HAEMOLYTIC DISEASE CLASSIFICIATION made easy! Case presentation

Ill try to answer all 3 questions in one comment
As to why with respect to your question on why ITP does not activate the clotting cascade - ITP occurs due to immune mediated destruction of platelets, usually done by the spleen. Since it is the spleen which is removing the platelets directly the platelets do not clump up nor aggregate and thus it does not activate the clotting cascade. Instead it impairs primary haemostasis as fewer platelets are available to from the platelet plug. TTP and HUS however do activate the clotting cascade - both these diseases as well as DIC belong to the group of conditions known as the Microangiopathic haemolytic anaemias (MAHA). The clots formed have sharp fibrin sheaths and get deposited in small blood vessels where passing erythrocytes are sheared. In each case there is an increased tendency to bleed as the platelets and some clotting factors are used up.

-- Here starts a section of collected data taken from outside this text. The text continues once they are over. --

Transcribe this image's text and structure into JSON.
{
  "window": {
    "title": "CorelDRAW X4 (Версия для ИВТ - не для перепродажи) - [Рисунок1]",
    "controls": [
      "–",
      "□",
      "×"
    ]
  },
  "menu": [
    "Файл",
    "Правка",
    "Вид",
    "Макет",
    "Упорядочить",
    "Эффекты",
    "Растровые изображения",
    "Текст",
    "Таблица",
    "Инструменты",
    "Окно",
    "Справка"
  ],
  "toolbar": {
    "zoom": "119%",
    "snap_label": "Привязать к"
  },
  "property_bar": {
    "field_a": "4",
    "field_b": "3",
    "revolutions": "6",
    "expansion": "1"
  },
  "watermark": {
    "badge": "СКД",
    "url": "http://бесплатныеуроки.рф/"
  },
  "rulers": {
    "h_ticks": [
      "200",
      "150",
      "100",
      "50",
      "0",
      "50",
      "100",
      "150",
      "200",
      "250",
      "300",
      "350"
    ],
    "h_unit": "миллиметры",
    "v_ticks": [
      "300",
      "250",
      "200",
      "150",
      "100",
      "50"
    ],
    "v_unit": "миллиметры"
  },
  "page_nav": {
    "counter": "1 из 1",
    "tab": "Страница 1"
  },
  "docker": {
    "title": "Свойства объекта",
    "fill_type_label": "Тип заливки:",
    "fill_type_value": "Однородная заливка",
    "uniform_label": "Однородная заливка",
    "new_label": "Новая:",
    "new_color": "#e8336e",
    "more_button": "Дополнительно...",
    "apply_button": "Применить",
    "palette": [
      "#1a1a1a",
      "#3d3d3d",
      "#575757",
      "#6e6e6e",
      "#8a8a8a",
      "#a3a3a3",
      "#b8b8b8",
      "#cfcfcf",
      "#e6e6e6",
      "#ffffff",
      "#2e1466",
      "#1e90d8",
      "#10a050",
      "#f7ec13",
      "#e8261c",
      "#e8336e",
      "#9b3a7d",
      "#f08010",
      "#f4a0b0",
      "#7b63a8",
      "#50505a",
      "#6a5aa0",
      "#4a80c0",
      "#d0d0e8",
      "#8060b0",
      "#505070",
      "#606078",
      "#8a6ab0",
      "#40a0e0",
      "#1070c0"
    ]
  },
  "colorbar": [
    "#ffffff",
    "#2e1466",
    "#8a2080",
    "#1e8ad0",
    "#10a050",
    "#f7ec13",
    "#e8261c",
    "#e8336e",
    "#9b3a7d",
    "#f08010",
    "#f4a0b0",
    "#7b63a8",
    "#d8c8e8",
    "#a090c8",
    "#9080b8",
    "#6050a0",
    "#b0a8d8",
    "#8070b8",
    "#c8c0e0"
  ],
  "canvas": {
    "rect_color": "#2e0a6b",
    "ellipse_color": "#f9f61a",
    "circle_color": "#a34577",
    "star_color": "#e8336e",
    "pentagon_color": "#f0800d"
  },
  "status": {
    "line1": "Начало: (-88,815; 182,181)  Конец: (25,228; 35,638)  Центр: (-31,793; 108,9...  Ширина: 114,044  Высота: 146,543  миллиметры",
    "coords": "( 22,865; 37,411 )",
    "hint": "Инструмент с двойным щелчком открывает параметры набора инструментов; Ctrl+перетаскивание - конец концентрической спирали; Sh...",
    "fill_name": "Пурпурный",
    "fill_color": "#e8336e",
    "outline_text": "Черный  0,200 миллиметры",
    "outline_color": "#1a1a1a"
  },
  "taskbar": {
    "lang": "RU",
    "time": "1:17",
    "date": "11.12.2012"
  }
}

With regards to why VWbD does not activate the extrinsic pathway, VWb disease is a disorder of primary haemostasis. It binds to exposed collagen and allows platelets to bind to it, helping to form the initial platelet plug. In VWbD there is lower or abnormal VWb factor in the blood. As a result there is an issue forming the platelet plug and thus patients have symptoms of primary haemostasis dysfunction such as prolonged epistaxis. However the secondary haemostasis is working fine and can kick in to stop the bleeding a little while down the line. The extrinsic pathway can be activated by things such as trauma where tissue factor is activated, however just having low levels of VWb factor in the blood in itself will not activate the extrinsic pathway
In terms of Fibrinogen in VWbD, from what I understand there is no issue with fibrinogen nor fibrin formation and thus use of fibrin does not form part of the management for stable VWbD, as secondary haemostasis should still be functioning normally.